The 6th Circuit Court of Appeals has spoken: preemption under the Employee Retirement Income Security Act (ERISA) does not apply when a municipality is acting as a market participant. The 6th Circuit upheld certain bidding ordinances for municipal projects that favored companies providing health and pension benefits to employees.

On January 4, 2018, the 6th Circuit decided Allied Constr. Indus. v. City of Cincinnati, et al., Nos. 16-4248 and 4249. In Allied Const., a non-profit trade organization sued Cincinnati claiming ERISA preempted its bidding ordinances. ERISA regulates employee health care benefit and pension plans and preempts similar or conflicting state or local laws. See 29 U.S.C. §1144. But preemption only applies when a state or political subdivision acts as a regulator, meaning when it performs a role that is characteristically governmental rather than a role performed by private actors.

Indeed, the city contested ERISA preemption on the basis that it acted as a private actor when it adopted ordinances setting forth guidelines for selecting bidders. These guidelines included the following requirements: (1) bidders must certify whether they provide health and pension benefits to employees; (2) bidders must have an apprenticeship program; and (3) winning bidders must pay $.10 per hour, per worker into a pre-apprenticeship training fund managed by the city. The city argued these guidelines were not preempted by ERISA since they codified a “preference for bidders” and ensured employment of skilled contractors committed to the city’s “safety, quality, time and budgetary concerns.”
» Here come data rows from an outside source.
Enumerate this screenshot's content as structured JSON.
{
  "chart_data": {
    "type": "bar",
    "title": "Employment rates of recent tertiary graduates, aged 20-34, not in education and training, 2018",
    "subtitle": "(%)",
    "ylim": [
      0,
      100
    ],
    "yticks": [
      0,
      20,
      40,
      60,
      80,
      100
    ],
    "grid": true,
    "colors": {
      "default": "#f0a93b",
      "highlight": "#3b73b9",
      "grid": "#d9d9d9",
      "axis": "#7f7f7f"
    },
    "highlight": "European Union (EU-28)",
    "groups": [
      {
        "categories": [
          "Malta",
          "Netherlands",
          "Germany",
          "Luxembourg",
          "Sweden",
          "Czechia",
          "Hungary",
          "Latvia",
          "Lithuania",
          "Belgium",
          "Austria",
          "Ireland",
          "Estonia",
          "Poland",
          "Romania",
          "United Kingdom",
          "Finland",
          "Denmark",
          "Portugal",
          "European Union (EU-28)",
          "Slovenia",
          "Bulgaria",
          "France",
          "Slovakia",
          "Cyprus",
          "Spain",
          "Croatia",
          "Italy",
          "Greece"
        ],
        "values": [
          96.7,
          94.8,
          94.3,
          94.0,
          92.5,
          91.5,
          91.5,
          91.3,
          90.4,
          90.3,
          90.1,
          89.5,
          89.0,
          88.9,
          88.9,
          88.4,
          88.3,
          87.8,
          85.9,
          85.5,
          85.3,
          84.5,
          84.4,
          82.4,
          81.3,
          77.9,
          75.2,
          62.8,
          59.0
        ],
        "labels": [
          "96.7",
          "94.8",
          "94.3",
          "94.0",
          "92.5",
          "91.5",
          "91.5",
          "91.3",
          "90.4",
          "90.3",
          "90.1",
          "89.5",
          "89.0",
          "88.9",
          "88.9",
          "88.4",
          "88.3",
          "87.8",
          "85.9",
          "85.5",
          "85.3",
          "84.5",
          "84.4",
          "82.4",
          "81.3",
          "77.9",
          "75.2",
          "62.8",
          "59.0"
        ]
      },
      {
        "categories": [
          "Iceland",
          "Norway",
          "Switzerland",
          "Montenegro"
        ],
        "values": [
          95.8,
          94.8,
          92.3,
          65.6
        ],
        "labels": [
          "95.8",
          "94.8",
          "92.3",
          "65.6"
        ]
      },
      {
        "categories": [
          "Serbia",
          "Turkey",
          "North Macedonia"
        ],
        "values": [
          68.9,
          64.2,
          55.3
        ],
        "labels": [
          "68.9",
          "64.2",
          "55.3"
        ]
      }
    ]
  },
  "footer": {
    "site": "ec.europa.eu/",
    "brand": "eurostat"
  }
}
The 6th Circuit agreed, holding that the market participant doctrine applied to ERISA preemption challenges. It also affirmed that the challenged conduct must be proprietary, not regulatory, for the market participant doctrine to apply. Noting that the line between proprietary and regulatory is not always discernable, the court set forth two alternative avenues to becoming a market participant. First, a public entity is a market participant if it acts in its “own interest in the efficient procurement of needed goods and services.” Second, a government entity is a market participant if the challenged action addresses a specific proprietary problem rather than encourages a general policy.

The court found that the first avenue applied to the city’s bidding ordinances. It determined the city acted as a market participant because it acted in its own interests in adopting bidding ordinances that ensured safe, timely and high-quality projects. The court reasoned: “a municipality might reasonably conclude that a contractor who provides (employee) benefits is less likely to experience significant employee turnover, improving the stability and overall quality of a project.” The court also found that when the city adopted the apprenticeship requirements, it had “a strong proprietary interest in developing a skilled workforce for its many future projects.” Therefore, the court rejected the plaintiff’s ERISA preemption challenge.

Although the 6th Circuit has applied the market participant doctrine to preemption in other areas (e.g., preemption under the NLRB), it previously had not done so in the ERISA preemption context. In reaching its decision, the court followed the direction of the 9th Circuit Court of Appeals in Johnson v. Rancho Santiago Community College Dist., 623 F.3d 1011, (9th Cir.2010), which similarly held that the market participant doctrine applies to ERISA preemption challenges. And while the 6th Circuit’s decision might be appealed to U.S. Supreme Court, for now it is law.

The decision in Allied Const. provides municipalities with the ability to consider additional qualifications of a bidder in awarding public contracts. For example, a municipality may enact legislation similar to Cincinnati’s favoring bidders that provide health, pension, or other retirement benefits to employees. But before enacting such ordinances, a municipality should familiarize itself with Allied Const. and how the market participant doctrine applies to ERISA preemption challenges.